Frankreichs Ex-Präsident : Libyen-Verbindung bringt Sarkozy in Bedrängnis

Die Justiz untersucht Sarkozys Beziehung zu Muammar al Gaddafi. Frankreichs Ex-Präsident soll von ihm Geld für den Wahlkampf angenommen haben. Jetzt sitzt er in Polizeigewahrsam.

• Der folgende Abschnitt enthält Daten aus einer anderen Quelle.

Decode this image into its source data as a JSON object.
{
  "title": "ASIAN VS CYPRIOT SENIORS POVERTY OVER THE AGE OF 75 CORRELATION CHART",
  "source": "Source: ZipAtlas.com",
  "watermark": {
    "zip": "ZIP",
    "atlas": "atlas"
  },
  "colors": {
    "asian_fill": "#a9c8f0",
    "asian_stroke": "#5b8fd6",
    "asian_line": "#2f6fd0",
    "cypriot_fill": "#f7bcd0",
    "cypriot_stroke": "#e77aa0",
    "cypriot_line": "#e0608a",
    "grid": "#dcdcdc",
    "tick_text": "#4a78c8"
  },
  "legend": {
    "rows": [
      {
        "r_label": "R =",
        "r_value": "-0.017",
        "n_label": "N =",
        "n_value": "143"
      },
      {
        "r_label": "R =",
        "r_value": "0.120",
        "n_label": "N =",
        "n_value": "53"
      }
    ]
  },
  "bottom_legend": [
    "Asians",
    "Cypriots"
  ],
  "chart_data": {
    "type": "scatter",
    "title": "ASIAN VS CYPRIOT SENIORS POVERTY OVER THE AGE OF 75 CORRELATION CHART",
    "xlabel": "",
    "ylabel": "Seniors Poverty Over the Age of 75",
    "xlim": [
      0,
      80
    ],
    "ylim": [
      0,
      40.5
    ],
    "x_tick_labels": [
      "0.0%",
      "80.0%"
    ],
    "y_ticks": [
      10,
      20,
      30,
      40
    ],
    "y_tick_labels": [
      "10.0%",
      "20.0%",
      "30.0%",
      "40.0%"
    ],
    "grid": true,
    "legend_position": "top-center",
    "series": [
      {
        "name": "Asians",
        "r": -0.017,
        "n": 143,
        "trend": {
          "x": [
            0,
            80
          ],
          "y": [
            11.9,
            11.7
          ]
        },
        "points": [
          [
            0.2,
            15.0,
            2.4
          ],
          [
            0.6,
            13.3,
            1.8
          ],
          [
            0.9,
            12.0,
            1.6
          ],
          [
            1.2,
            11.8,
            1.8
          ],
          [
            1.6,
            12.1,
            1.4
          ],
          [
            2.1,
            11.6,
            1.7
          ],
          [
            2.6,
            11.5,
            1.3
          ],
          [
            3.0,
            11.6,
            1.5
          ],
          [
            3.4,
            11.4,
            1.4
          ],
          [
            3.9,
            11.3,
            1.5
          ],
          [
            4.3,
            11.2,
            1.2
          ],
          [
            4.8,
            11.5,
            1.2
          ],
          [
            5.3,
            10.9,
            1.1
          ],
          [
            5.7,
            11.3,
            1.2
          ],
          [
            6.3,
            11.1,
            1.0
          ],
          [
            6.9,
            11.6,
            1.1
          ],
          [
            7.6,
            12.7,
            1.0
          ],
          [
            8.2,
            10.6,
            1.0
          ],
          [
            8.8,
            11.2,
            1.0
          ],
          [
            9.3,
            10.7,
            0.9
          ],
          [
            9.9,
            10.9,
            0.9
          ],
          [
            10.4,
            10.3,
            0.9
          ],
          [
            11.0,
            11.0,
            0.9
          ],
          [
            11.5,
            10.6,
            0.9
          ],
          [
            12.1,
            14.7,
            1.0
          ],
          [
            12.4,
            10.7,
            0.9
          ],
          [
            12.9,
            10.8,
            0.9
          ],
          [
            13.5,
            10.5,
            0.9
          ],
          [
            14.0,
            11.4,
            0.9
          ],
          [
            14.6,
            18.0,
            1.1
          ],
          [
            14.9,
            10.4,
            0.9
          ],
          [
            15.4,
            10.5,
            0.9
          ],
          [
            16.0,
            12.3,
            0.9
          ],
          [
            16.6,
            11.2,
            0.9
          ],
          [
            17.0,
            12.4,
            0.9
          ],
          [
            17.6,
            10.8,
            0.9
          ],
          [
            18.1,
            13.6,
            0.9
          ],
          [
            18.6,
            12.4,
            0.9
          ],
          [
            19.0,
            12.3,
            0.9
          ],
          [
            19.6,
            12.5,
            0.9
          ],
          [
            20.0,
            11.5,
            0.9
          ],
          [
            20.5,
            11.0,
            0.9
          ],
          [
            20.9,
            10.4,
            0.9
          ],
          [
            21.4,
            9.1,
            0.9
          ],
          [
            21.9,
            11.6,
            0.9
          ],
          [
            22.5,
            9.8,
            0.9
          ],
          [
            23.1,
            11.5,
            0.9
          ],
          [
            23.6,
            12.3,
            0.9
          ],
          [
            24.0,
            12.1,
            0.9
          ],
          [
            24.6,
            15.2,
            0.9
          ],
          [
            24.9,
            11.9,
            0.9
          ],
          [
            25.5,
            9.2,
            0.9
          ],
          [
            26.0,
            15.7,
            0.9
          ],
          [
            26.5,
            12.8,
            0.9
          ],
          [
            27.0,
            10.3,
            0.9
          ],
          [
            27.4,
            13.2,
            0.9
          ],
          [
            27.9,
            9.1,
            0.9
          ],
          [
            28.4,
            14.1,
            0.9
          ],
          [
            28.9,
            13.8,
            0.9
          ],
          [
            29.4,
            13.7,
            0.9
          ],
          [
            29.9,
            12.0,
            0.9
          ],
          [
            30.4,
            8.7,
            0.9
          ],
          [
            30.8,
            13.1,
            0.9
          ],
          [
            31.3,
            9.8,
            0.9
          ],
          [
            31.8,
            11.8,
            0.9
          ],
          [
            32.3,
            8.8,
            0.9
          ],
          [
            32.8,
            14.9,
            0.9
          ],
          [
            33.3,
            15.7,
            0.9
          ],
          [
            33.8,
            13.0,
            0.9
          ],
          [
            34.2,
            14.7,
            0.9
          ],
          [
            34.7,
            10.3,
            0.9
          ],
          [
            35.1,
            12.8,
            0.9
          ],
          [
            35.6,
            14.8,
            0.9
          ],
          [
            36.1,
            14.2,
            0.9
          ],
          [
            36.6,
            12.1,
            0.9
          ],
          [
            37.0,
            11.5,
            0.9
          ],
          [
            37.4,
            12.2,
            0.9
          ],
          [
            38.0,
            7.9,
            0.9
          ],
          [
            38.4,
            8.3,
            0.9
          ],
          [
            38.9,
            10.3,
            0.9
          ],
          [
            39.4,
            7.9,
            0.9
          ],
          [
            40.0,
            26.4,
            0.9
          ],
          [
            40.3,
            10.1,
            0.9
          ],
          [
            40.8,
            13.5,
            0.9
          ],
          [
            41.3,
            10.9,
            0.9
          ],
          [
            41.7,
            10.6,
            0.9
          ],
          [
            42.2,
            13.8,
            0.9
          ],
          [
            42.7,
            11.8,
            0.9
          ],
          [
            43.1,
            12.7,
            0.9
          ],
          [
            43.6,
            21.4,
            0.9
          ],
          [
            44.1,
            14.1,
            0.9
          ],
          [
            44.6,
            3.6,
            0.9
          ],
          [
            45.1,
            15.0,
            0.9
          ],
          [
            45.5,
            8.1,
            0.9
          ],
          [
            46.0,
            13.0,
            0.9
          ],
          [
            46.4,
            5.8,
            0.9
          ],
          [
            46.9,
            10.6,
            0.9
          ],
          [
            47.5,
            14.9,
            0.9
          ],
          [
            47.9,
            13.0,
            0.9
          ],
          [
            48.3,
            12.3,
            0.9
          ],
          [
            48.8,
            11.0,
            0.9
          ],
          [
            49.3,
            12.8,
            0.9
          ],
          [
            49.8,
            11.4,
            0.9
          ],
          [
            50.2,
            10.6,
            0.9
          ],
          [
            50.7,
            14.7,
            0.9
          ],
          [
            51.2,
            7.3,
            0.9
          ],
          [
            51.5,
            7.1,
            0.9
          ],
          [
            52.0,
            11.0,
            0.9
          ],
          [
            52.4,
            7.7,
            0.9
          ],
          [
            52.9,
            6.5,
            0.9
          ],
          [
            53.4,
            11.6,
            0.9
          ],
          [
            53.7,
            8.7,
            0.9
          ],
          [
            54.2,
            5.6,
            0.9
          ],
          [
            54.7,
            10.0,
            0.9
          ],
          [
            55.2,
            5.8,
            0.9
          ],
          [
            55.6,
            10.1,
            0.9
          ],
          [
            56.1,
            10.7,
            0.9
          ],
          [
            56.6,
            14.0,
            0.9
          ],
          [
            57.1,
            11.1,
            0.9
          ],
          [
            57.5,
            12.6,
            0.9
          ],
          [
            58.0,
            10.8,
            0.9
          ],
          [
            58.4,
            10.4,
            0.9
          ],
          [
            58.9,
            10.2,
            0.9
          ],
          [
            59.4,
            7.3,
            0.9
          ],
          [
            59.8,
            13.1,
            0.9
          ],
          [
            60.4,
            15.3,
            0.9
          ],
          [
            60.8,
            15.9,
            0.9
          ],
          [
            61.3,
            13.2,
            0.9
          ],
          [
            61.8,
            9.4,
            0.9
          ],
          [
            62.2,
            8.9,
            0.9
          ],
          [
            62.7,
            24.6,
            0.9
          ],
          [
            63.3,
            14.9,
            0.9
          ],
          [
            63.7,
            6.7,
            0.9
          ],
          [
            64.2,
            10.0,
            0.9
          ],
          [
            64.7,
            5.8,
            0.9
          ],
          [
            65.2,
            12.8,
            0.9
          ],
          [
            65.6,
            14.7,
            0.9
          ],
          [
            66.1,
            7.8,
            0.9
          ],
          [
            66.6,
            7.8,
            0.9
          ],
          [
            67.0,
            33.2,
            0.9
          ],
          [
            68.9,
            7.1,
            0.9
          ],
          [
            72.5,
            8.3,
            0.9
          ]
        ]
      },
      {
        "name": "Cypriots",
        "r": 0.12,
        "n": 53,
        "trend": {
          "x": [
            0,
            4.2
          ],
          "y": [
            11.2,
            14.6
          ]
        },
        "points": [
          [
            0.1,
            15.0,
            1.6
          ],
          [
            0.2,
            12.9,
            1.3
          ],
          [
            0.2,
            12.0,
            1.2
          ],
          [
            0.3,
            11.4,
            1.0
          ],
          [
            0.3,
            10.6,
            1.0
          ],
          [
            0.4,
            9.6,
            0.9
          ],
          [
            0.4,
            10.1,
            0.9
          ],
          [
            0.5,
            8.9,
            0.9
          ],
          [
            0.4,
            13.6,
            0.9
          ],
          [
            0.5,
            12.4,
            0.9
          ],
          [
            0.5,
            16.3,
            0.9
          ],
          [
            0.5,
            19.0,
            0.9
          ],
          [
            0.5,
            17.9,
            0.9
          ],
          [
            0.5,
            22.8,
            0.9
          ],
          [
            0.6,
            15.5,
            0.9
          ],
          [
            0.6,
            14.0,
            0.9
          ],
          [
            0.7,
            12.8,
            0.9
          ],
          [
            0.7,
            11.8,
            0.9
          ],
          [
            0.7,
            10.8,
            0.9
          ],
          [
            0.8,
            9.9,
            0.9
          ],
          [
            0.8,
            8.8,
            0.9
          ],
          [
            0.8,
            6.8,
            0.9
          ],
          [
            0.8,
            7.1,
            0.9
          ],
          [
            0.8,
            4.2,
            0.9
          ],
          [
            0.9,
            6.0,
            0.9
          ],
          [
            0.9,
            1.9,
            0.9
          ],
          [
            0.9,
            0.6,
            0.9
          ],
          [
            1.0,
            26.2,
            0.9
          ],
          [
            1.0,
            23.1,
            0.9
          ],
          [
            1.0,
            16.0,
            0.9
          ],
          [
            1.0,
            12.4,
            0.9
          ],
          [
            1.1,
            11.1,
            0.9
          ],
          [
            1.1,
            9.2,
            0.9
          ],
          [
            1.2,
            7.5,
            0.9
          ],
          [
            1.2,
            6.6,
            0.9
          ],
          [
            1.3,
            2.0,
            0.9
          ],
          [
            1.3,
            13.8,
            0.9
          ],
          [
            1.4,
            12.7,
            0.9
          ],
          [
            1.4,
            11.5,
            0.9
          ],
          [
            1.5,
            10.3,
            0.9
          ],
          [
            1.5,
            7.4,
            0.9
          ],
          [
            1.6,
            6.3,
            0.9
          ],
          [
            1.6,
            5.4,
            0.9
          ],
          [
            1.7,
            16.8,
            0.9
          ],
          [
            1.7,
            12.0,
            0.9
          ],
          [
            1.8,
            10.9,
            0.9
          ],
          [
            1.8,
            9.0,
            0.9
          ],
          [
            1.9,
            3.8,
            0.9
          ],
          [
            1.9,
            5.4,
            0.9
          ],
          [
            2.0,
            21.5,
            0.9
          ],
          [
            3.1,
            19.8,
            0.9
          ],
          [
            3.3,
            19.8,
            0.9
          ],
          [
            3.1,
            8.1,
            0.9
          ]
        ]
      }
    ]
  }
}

Nicolas Sarkozy und Muammar al Gaddafi geben sich im Jahr 2007 vor dem Präsidentenpalast in Paris die Hand.
Einstige Verbündete. Die ganze Welt wunderte sich, als Sarkozy 2007 Gaddafi in Paris eine große Bühne bot.Foto: AFP

Dieses Bild schockierte Frankreich und die Welt. Nicolas Sarkozy hatte kurz nach seinem Sieg als Präsident 2007 den libyschen Diktator Muammar al Gaddafi mit großem Pomp nach Paris eingeladen. Zu seinen Ehren wurde ein Beduinenzelt in der Nähe des Elyséepalastes aufgestellt und damit eine gigantische Bühne für Gaddafis Selbstdarstellung geboten. Das sorgte für Gerüchte um eine zu große Nähe zwischen dem später von Rebellen gelynchten Gaddafi und Sarkozy, der von 2007 bis 2012 Präsident war.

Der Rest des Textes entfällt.